THE MAN WHO runs one of the world's largest crime empires is the son of a policeman. Ibrahim Kaskar, Dawood's father, was a head constable in Mumbai Police's criminal investigation department. He died in 1987 and his wife, Amina, died in 1999. Friends remember Ibrahim as a hardworking man. “He used to return home late and chat with us, smoking a cigarette,” said Kanchi Abdul Rahman Thakur, alias Appa Chachu, one of Ibrahim's oldest friends.
Thakur, now in his late 70s, has seen Mumbai's underbelly in the 1980s; he interacted with dons Karim Lala and Haji Mastan in their heyday. He said Ibrahim had no vices. “He did not talk about his son's activities,” said Thakur. “Dawood could not look his father in the eye after he got into crime. Parents cannot be blamed for the actions of their children after they grow up.” Law enforcement agencies questioned him several times to learn more about the don and his family. He said he was assured protection.
Some of Dawood's nephews live in Mumbai and run small businesses. Most of them have not been linked to crime. “I was in school when Dawood left the country,” one of them told THE WEEK. “There used to be police raids in our house all the time; they would question our parents. But, our mother used to tell us not to get affected or influenced by how people treat us. We should do no wrong. We were not allowed to pick fights or bully anyone in school. Today, the police knows where we live and what we do. We are not indulging in criminal activities and they don't harass us. I am glad to say that, with time, we are being treated fairly by the Mumbai Police.”

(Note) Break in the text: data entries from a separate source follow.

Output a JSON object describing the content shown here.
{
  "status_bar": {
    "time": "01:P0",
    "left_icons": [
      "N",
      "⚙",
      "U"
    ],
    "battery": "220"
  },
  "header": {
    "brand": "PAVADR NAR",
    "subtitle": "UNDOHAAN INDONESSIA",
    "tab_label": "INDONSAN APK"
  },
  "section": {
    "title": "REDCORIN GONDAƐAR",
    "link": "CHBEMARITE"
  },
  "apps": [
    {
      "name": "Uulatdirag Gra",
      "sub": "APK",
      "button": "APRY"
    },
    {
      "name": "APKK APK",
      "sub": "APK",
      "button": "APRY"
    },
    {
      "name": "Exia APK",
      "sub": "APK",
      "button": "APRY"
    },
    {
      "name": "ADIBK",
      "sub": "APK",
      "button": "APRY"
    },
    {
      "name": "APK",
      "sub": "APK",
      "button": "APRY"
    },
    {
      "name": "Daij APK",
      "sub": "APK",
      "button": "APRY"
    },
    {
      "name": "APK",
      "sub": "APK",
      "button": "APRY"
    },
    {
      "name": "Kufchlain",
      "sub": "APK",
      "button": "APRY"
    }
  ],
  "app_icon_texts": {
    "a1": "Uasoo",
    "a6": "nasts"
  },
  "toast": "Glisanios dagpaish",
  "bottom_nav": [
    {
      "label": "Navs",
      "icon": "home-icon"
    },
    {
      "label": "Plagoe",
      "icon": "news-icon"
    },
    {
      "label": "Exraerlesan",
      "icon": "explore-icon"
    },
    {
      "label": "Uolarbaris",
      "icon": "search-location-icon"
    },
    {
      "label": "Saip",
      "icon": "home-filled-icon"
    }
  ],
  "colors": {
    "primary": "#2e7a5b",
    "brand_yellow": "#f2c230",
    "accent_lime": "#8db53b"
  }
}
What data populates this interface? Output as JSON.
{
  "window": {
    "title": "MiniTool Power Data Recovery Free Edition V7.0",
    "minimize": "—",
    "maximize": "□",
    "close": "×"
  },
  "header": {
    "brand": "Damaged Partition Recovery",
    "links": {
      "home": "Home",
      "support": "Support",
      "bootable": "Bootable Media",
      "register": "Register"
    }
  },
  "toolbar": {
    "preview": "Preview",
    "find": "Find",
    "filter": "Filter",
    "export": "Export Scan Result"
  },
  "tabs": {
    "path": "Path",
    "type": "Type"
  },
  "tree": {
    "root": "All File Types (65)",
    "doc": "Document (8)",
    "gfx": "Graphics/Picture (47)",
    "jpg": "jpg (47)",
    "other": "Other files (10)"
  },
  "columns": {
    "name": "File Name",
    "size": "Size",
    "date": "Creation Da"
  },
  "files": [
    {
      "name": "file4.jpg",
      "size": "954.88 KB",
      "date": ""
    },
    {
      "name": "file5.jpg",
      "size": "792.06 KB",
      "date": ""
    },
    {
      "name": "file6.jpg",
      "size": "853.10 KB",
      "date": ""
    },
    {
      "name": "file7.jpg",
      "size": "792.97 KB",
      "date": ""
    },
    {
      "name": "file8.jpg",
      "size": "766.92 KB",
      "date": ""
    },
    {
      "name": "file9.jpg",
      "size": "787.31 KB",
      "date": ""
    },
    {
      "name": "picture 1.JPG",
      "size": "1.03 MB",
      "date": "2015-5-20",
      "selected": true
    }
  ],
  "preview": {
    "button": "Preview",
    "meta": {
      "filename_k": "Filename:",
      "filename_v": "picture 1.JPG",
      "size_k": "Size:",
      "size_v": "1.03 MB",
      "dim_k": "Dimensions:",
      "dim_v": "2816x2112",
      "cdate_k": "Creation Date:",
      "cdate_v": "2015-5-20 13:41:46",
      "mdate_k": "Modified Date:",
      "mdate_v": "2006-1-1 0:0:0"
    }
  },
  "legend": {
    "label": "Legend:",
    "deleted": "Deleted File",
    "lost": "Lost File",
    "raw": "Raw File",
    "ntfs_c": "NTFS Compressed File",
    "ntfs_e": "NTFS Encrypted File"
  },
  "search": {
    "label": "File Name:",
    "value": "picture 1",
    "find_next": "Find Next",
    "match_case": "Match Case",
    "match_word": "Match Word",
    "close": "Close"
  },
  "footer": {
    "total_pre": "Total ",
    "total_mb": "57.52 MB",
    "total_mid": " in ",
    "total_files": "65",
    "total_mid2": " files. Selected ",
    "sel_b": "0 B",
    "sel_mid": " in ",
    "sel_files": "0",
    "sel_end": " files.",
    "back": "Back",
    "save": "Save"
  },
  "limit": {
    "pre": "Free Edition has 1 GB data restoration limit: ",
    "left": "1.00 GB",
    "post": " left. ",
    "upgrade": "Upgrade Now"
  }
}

The police are maintaining a constant watch on the deserted houses of Ibrahim and Haseena Parkar, Dawood's deceased sister who was accused of running extortion syndicates in his name, and also on the house of Dawood's jailed brother, Iqbal. “Dawood and D Company have become polished over the years,” said A.B. Pote, former deputy commissioner of police (detection), Mumbai crime branch. The syndicate has learned to conceal big operations better, he said, “and not to indulge in petty crimes or shoot anyone who opposes them”.
Pote, who probed the murder of T-Series founder Gulshan Kumar by D Company, said that Dawood never made phone calls directly. “That is why we still don't have his voice sample, making it extremely difficult to know if any voice detected or recorded is his,” he said. “We need water-tight cases against his latest activities. Human sources need to be developed [in the underworld].”